The previous night of the world revolution3〜L.D.〜
「…ルニキスさん、何処行ったんだろうな?」

僕は、ぽつりと仲間にそう聞いた。

ルニキスさんだったら、グリーシュさんにも意見することが出来た。

グリーシュさんみたいに頭ごなしの命令じゃなくて、ちゃんと納得出来るように説明してくれた。

何より、僕達末端の構成員を大事にしてくれていた。

今のグリーシュさんを見てみろ。僕らのことなんて、駒としか思ってない。

グリーシュさんは化学兵器を盲信しているけど。

あの化学兵器を造る為に、何人が製造途中に怪我をしたり、持ち運んでいるときに起きた事故で被害を被ったか…ちゃんと分かってるんだろうか?

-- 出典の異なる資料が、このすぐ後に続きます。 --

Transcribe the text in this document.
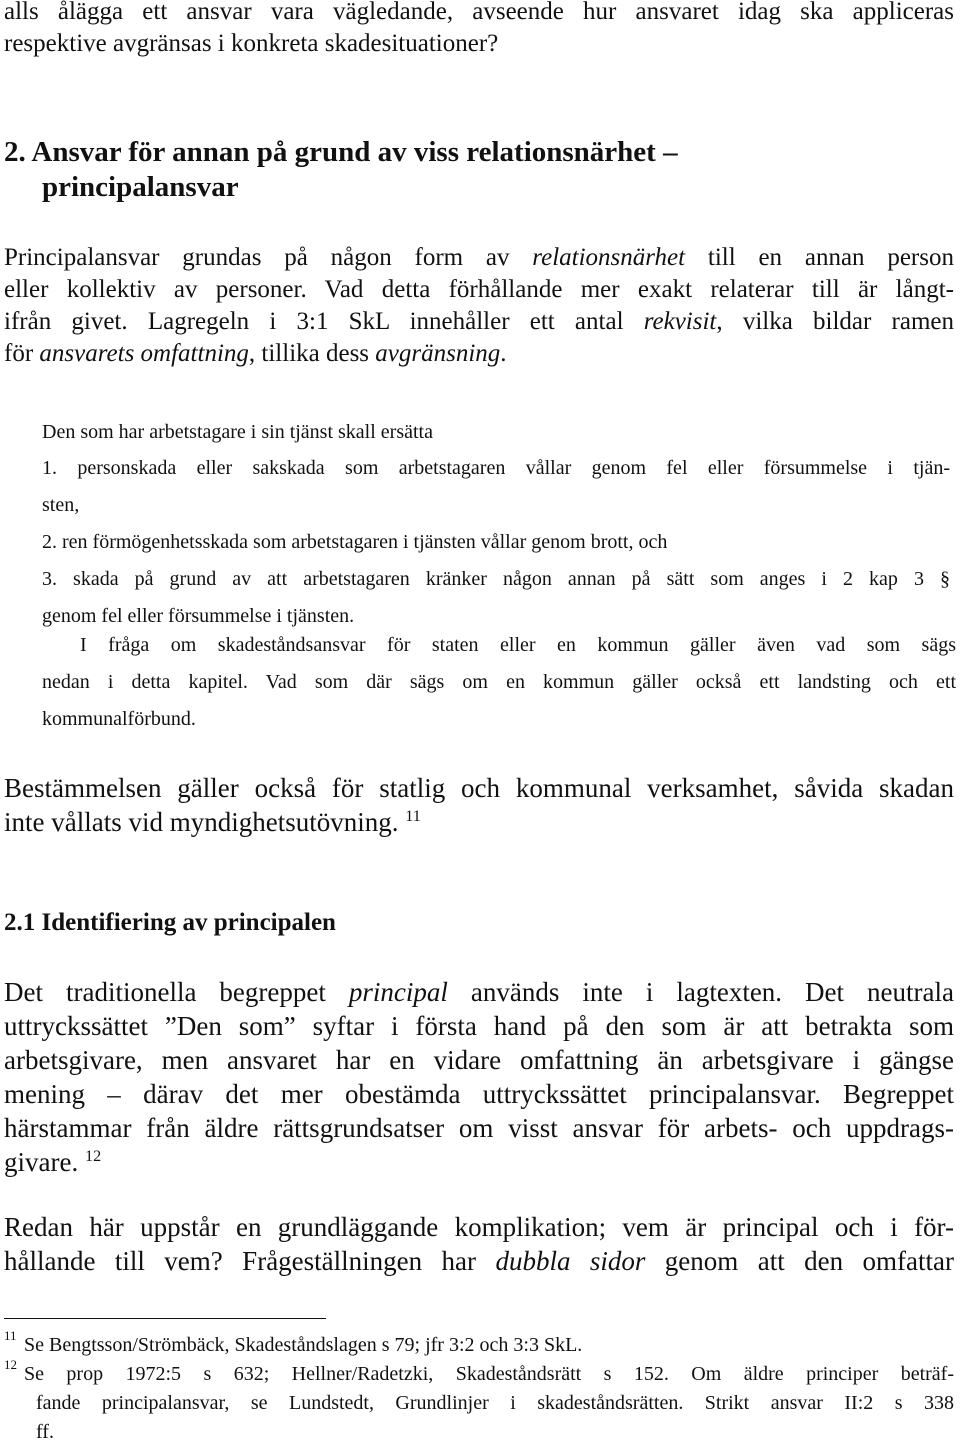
alls ålägga ett ansvar vara vägledande, avseende hur ansvaret idag ska appliceras
respektive avgränsas i konkreta skadesituationer?
2. Ansvar för annan på grund av viss relationsnärhet –
principalansvar
Principalansvar grundas på någon form av relationsnärhet till en annan person
eller kollektiv av personer. Vad detta förhållande mer exakt relaterar till är långt-
ifrån givet. Lagregeln i 3:1 SkL innehåller ett antal rekvisit, vilka bildar ramen
för ansvarets omfattning, tillika dess avgränsning.
Den som har arbetstagare i sin tjänst skall ersätta
1. personskada eller sakskada som arbetstagaren vållar genom fel eller försummelse i tjän-
sten,
2. ren förmögenhetsskada som arbetstagaren i tjänsten vållar genom brott, och
3. skada på grund av att arbetstagaren kränker någon annan på sätt som anges i 2 kap 3 §
genom fel eller försummelse i tjänsten.
I fråga om skadeståndsansvar för staten eller en kommun gäller även vad som sägs
nedan i detta kapitel. Vad som där sägs om en kommun gäller också ett landsting och ett
kommunalförbund.
Bestämmelsen gäller också för statlig och kommunal verksamhet, såvida skadan
inte vållats vid myndighetsutövning. $^{11}$
2.1 Identifiering av principalen
Det traditionella begreppet principal används inte i lagtexten. Det neutrala
uttryckssättet ”Den som” syftar i första hand på den som är att betrakta som
arbetsgivare, men ansvaret har en vidare omfattning än arbetsgivare i gängse
mening – därav det mer obestämda uttryckssättet principalansvar. Begreppet
härstammar från äldre rättsgrundsatser om visst ansvar för arbets- och uppdrags-
givare. $^{12}$
Redan här uppstår en grundläggande komplikation; vem är principal och i för-
hållande till vem? Frågeställningen har dubbla sidor genom att den omfattar
11 Se Bengtsson/Strömbäck, Skadeståndslagen s 79; jfr 3:2 och 3:3 SkL.
12 Se prop 1972:5 s 632; Hellner/Radetzki, Skadeståndsrätt s 152. Om äldre principer beträf-
fande principalansvar, se Lundstedt, Grundlinjer i skadeståndsrätten. Strikt ansvar II:2 s 338
ff.
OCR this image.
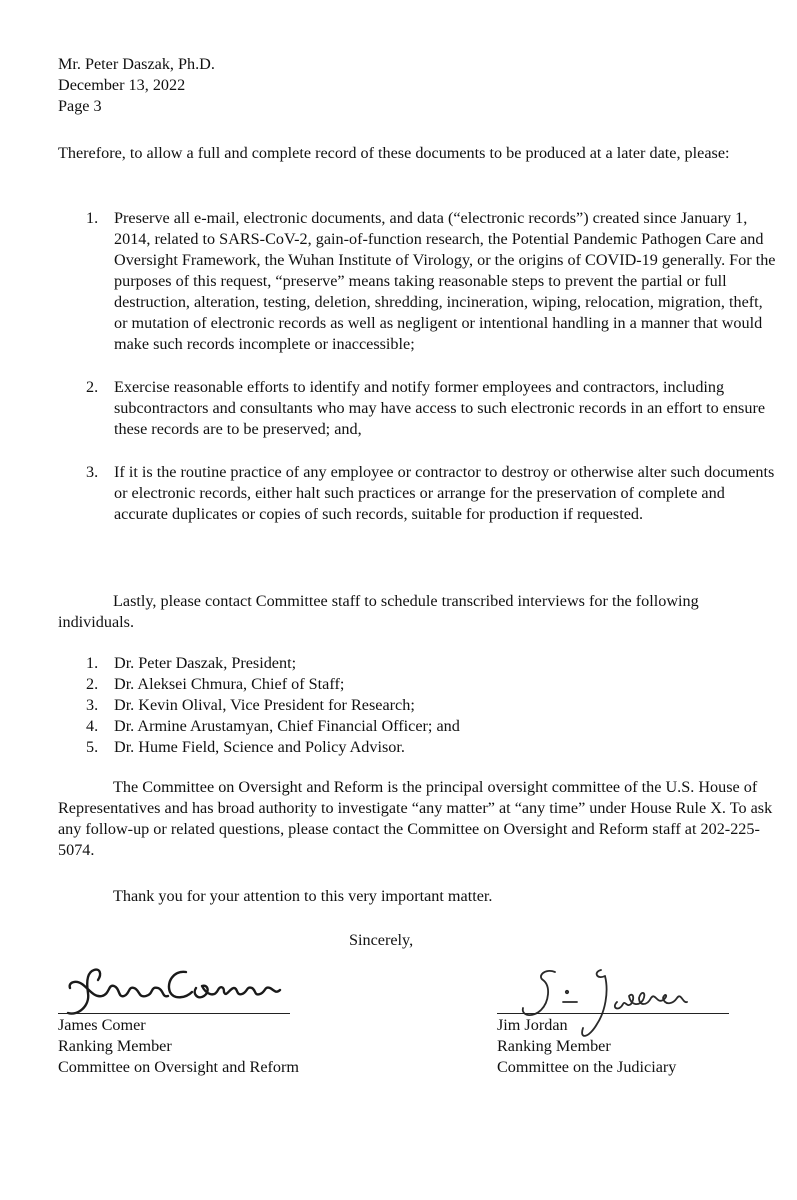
Mr. Peter Daszak, Ph.D.
December 13, 2022
Page 3

Therefore, to allow a full and complete record of these documents to be produced at a later date, please:

1. Preserve all e-mail, electronic documents, and data (“electronic records”) created since January 1, 2014, related to SARS-CoV-2, gain-of-function research, the Potential Pandemic Pathogen Care and Oversight Framework, the Wuhan Institute of Virology, or the origins of COVID-19 generally. For the purposes of this request, “preserve” means taking reasonable steps to prevent the partial or full destruction, alteration, testing, deletion, shredding, incineration, wiping, relocation, migration, theft, or mutation of electronic records as well as negligent or intentional handling in a manner that would make such records incomplete or inaccessible;

2. Exercise reasonable efforts to identify and notify former employees and contractors, including subcontractors and consultants who may have access to such electronic records in an effort to ensure these records are to be preserved; and,

3. If it is the routine practice of any employee or contractor to destroy or otherwise alter such documents or electronic records, either halt such practices or arrange for the preservation of complete and accurate duplicates or copies of such records, suitable for production if requested.

Lastly, please contact Committee staff to schedule transcribed interviews for the following individuals.

1. Dr. Peter Daszak, President;
2. Dr. Aleksei Chmura, Chief of Staff;
3. Dr. Kevin Olival, Vice President for Research;
4. Dr. Armine Arustamyan, Chief Financial Officer; and
5. Dr. Hume Field, Science and Policy Advisor.

The Committee on Oversight and Reform is the principal oversight committee of the U.S. House of Representatives and has broad authority to investigate “any matter” at “any time” under House Rule X. To ask any follow-up or related questions, please contact the Committee on Oversight and Reform staff at 202-225-5074.

Thank you for your attention to this very important matter.

Sincerely,

James Comer
Ranking Member
Committee on Oversight and Reform
Jim Jordan
Ranking Member
Committee on the Judiciary
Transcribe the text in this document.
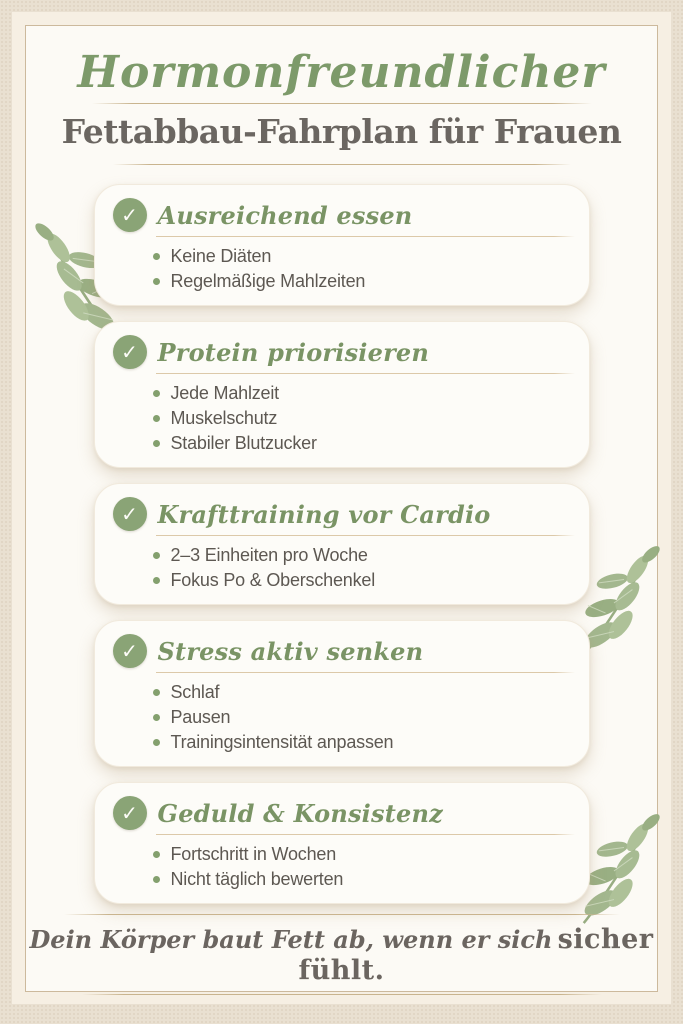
Hormonfreundlicher
Fettabbau-Fahrplan für Frauen
✓ Ausreichend essen
Keine Diäten
Regelmäßige Mahlzeiten
✓ Protein priorisieren
Jede Mahlzeit
Muskelschutz
Stabiler Blutzucker
✓ Krafttraining vor Cardio
2–3 Einheiten pro Woche
Fokus Po & Oberschenkel
✓ Stress aktiv senken
Schlaf
Pausen
Trainingsintensität anpassen
✓ Geduld & Konsistenz
Fortschritt in Wochen
Nicht täglich bewerten
Dein Körper baut Fett ab, wenn er sich sicher fühlt.
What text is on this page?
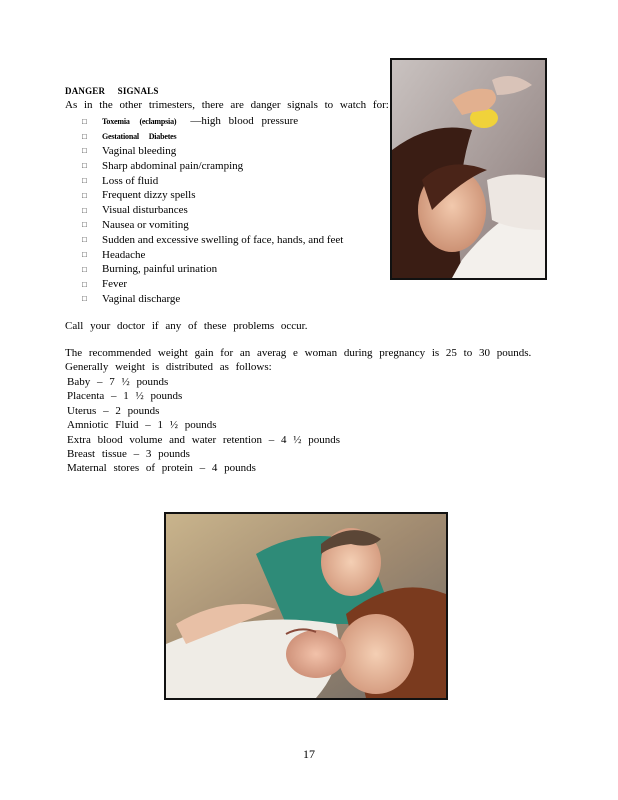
DANGER SIGNALS
As in the other trimesters, there are danger signals to watch for:
□	Toxemia (eclampsia) —high blood pressure
□	Gestational Diabetes
□	Vaginal bleeding
□	Sharp abdominal pain/cramping
□	Loss of fluid
□	Frequent dizzy spells
□	Visual disturbances
□	Nausea or vomiting
□	Sudden and excessive swelling of face, hands, and feet
□	Headache
□	Burning, painful urination
□	Fever
□	Vaginal discharge
Call your doctor if any of these problems occur.
The recommended weight gain for an averag e woman during pregnancy is 25 to 30 pounds.
Generally weight is distributed as follows:
Baby – 7 ½ pounds
Placenta – 1 ½ pounds
Uterus – 2 pounds
Amniotic Fluid – 1 ½ pounds
Extra blood volume and water retention – 4 ½ pounds
Breast tissue – 3 pounds
Maternal stores of protein – 4 pounds
17
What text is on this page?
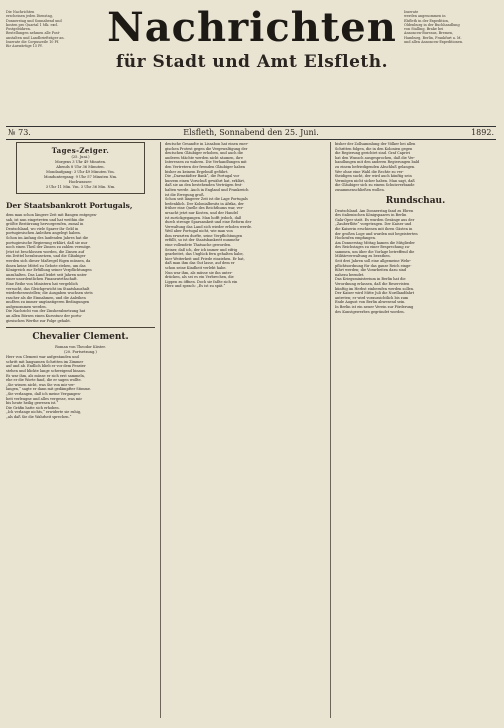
Die Nachrichten
erscheinen jeden Dienstag,
Donnerstag und Sonnabend und
kosten pro Quartal 1 Mk. excl.
Postgebühren.
Bestellungen nehmen alle Post-
anstalten und Landbriefträger an.
Inserate die Corpuszeile 10 Pf.
für Auswärtige 15 Pf.	Nachrichten
für Stadt und Amt Elsfleth.
Inserate
werden angenommen in
Elsfleth in der Expedition,
Oldenburg in der Buchhandlung
von Stalling, Brake bei
Annoncen-Bureaus, Bremen,
Hamburg, Berlin, Frankfurt a. M.
und allen Annoncen-Expeditionen.
Elsfleth, Sonnabend den 25. Juni.
№ 73.	1892.
Tages-Zeiger.
(25. Juni.)
Morgens 3 Uhr 49 Minuten.
Abends 8 Uhr 36 Minuten.
Mondaufgang: 3 Uhr 49 Minuten Vm.
Monduntergang: 9 Uhr 57 Minuten Nm.
Hochwasser:
3 Uhr 11 Min. Vm. 3 Uhr 36 Min. Nm.
Der Staatsbankrott Portugals,
dem man schon längere Zeit mit Bangen entgegen-
sah, ist nun eingetreten und hat weithin die
größte Bestürzung hervorgerufen, zumal in
Deutschland, wo viele Sparer ihr Geld in
portugiesischen Anleihen angelegt haben.
Schon im Anfang des laufenden Jahres hat die
portugiesische Regierung erklärt, daß sie nur
noch einen Theil der Zinsen zu zahlen vermöge.
Jetzt ist beschlossen worden, die Zinsen auf
ein Drittel herabzusetzen, und die Gläubiger
werden sich dieser Maßregel fügen müssen, da
ihnen keine Mittel zu Gebote stehen, um das
Königreich zur Erfüllung seiner Verpflichtungen
anzuhalten. Das Land leidet seit Jahren unter
einer unordentlichen Finanzwirthschaft.
Eine Reihe von Ministern hat vergeblich
versucht, das Gleichgewicht im Staatshaushalt
wiederherzustellen; die Ausgaben wuchsen stets
rascher als die Einnahmen, und die Anleihen
mußten zu immer ungünstigeren Bedingungen
aufgenommen werden.
Die Nachricht von der Zinsherabsetzung hat
an allen Börsen einen Kurssturz der portu-
giesischen Werthe zur Folge gehabt.
Chevalier Clement.
Roman von Theodor Küster.
(20. Fortsetzung.)
Herr von Clement war aufgestanden und
schritt mit langsamen Schritten im Zimmer
auf und ab. Endlich blieb er vor dem Fenster
stehen und blickte lange schweigend hinaus.
Es war ihm, als müsse er sich erst sammeln,
ehe er die Worte fand, die er sagen wollte.
„Sie wissen nicht, was Sie von mir ver-
langen,“ sagte er dann mit gedämpfter Stimme.
„Sie verlangen, daß ich meine Vergangen-
heit verleugne und alles vergesse, was mir
bis heute heilig gewesen ist.“
Die Gräfin hatte sich erhoben.
„Ich verlange nichts,“ erwiderte sie ruhig,
„als daß Sie die Wahrheit sprechen.“
deutsche Gesandte in Lissabon hat einen ener-
gischen Protest gegen die Vergewaltigung der
deutschen Gläubiger erhoben, und auch die
anderen Mächte werden nicht säumen, ihre
Interessen zu wahren. Die Verhandlungen mit
den Vertretern der fremden Gläubiger haben
bisher zu keinem Ergebniß geführt.
Die „Darmstädter Bank“, die Portugal vor
kurzem einen Vorschuß gewährt hat, erklärt,
daß sie an den bestehenden Verträgen fest-
halten werde. Auch in England und Frankreich
ist die Erregung groß.
Schon seit längerer Zeit ist die Lage Portugals
bedenklich. Der Kolonialbesitz in Afrika, der
früher eine Quelle des Reichthums war, ver-
ursacht jetzt nur Kosten, und der Handel
ist zurückgegangen. Man hofft jedoch, daß
durch strenge Sparsamkeit und eine Reform der
Verwaltung das Land sich wieder erholen werde.
Weil aber Portugal nicht, wie man von
ihm erwarten durfte, seine Verpflichtungen
erfüllt, so ist der Staatsbankrott nunmehr
eine vollendete Thatsache geworden.
Seiner, daß ich, der ich immer und eifrig
gearbeitet, das Unglück fern gehalten habe,
hier Weiterkeit und Friede einziehen. Er bat,
daß man ihm das Gut lasse, auf dem er
schon seine Kindheit verlebt habe.
Nun war ihm, als müsse sie ihn unter-
drücken, als sei es ein Verbrechen, die
Lippen zu öffnen. Doch sie faßte sich ein
Herz und sprach: „Es ist zu spät.“
bisher der Zollsammlung der Völker bei allen
Schritten folgen, die in den Kolonien gegen
die Regierung gerichtet sind. Graf Caprivi
hat den Wunsch ausgesprochen, daß die Ver-
handlungen mit den anderen Regierungen bald
zu einem befriedigenden Abschluß gelangen.
Wer ohne eine Wahl die Rechte zu ver-
theidigen sucht, der wird auch künftig sein
Vermögen nicht sicher haben. Man sagt, daß
die Gläubiger sich zu einem Schutzverbande
zusammenschließen wollen.
Rundschau.
Deutschland. Am Donnerstag fand zu Ehren
des italienischen Königspaares in Berlin
Gala-Oper statt. Es wurden Gesänge aus der
„Zauberflöte“ vorgetragen. Der Kaiser und
die Kaiserin erschienen mit ihren Gästen in
der großen Loge und wurden mit begeisterten
Hochrufen empfangen.
Am Donnerstag Mittag kamen die Mitglieder
des Reichstages zu einer Besprechung zu-
sammen, um über die Vorlage betreffend die
Militärverwaltung zu berathen.
Seit drei Jahren soll eine allgemeine Wehr-
pflichtsordnung für das ganze Reich einge-
führt werden; die Vorarbeiten dazu sind
nahezu beendet.
Das Kriegsministerium in Berlin hat die
Verordnung erlassen, daß die Reservisten
künftig im Herbst einberufen werden sollen.
Der Kaiser wird Mitte Juli die Nordlandfahrt
antreten; er wird voraussichtlich bis zum
Ende August von Berlin abwesend sein.
In Berlin ist ein neuer Verein zur Förderung
des Kunstgewerbes gegründet worden.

僕の友達の一人も、出来上がった毒ガスを運んでいて、その最中に毒ガスの缶を落として命を落とした。

ルニキスさんだったら、絶対あんな恐ろしい兵器を使おうとはしなかったはずだ。

ルニキスさんがいたときは、グリーシュさんもあんなに横暴じゃなかったのに。

あるときを境に、ルニキスさんはいなくなってしまった。

「そうだ、ルニキスさんの噂、聞いたか?」

「噂?」

彼は声を潜めて、小声で話を続けた。

「ルニキスさんは今、『青薔薇連合会』にいるらしいんだ」

「えぇ!?」

「ちょ、大きな声出すなよ。グリーシュさんに聞かれたら大変だ」

「ご、ごめん」

俺は慌てて口をつぐんだ。

でも…でも、ルニキスさん、何で『青薔薇連合会』に?

「その噂、本当なのか」

「分からない。でもこの間の戦闘のときに、見た奴がいるんだって。『青薔薇連合会』側にいて、逃げ遅れた住民を避難させてるルニキスさんを」

「…じゃあ、グリーシュさんが言ったことは、本当だったんだ」

ルニキスさんがいなくなったとき。

グリーシュさんは、皆にこう説明した。

ルニキスさんは、『セント・ニュクス』を裏切って出ていったのだ、と。